The latest tax figures released by HMRC have revealed that capital gains tax receipts continue to grow, rising by 96 per cent over the past five years – growth that is three times higher than the increase in inheritance tax receipts over the same period.

Inflation has naturally been a key driver behind a number of tax increases in recent years, as asset values soar and bring more people into the tax thresholds.

CGT receipts are likely to continue rising in the wake of the reduction of the annual exemption for CGT from £12,000 to £6,000, which came into play as of April 6 2023.

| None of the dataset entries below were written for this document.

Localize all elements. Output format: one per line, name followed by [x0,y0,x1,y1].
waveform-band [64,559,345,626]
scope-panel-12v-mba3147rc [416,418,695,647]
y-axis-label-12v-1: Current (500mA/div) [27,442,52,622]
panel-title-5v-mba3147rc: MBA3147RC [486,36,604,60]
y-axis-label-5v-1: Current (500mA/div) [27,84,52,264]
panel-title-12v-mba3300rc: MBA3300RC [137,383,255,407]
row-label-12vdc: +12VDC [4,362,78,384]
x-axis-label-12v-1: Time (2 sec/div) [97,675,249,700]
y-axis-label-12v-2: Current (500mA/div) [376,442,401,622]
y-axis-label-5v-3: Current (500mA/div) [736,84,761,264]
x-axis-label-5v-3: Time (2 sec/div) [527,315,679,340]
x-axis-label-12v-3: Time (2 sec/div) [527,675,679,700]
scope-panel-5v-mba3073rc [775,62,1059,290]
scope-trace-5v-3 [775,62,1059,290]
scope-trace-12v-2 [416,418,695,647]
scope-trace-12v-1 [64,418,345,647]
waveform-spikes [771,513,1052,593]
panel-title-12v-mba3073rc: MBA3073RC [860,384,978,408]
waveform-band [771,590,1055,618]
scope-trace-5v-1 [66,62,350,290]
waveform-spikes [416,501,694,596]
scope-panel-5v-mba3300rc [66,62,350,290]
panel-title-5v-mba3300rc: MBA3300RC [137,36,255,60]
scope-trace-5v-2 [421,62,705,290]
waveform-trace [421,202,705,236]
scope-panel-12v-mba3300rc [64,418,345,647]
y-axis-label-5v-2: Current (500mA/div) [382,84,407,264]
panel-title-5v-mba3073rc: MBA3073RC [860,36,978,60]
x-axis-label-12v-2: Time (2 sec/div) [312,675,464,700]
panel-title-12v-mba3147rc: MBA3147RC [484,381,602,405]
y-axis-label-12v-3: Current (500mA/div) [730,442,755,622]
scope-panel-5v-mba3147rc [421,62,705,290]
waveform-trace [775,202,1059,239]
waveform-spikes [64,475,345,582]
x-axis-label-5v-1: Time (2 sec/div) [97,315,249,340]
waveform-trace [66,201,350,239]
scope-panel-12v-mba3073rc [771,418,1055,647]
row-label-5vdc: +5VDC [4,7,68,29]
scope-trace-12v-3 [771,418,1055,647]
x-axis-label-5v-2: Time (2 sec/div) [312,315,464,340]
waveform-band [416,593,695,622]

The full effects of this change may not be seen in CGT figures until April 2024, by which point the exemption will have been halved again to £3,000 per year. 

The annual exemption has long served to exclude the requirement to report modest gains to HMRC. 

For those expected to pay tax on what are relatively minor sums, seeking the advice of a tax specialist may simply not be financially viable.

With CGT from the past 12 months totalling £18bn, this boost in cash may seem like good news for the Treasury, with the Office of Budget Responsibility predicting that CGT will bring in £26.1bn by the 2027-28 tax year. However, the reality is unlikely to prove so straightforward.

CGT has traditionally been viewed as a wealth tax, typically paid by those with larger investments and valuable assets and, crucially, access to advice to report taxable gains to HMRC.

But making gains of say £6,500 on an investment is not the preserve of only the financial elite. Instead, hundreds of thousands of new taxpayers will now be liable to pay CGT.

The overwhelming majority will do so through self-sssessment tax returns, while others may use HMRC’s real-time CGT service.

However, this makes the (not inconsiderable) assumption that everyone who will now be liable to pay CGT will be aware of that fact. For example, many taxpayers may be unaware that gifts of a property or shares, for example, to family members can be subject to CGT.

Processing this rising number of tax returns stands to create a huge new administrative burden for HMRC. It might rise to the challenge, but the prevailing evidence does not inspire much confidence. Resources across government departments are thinly stretched and HMRC is no exception.

Only two months ago in March, the heads of 10 leading UK professional bodies, a number which tellingly included the Chartered Institute of Taxation, penned an open letter to the chancellor imploring him to prioritise improving HMRC’s service levels in the spring Budget.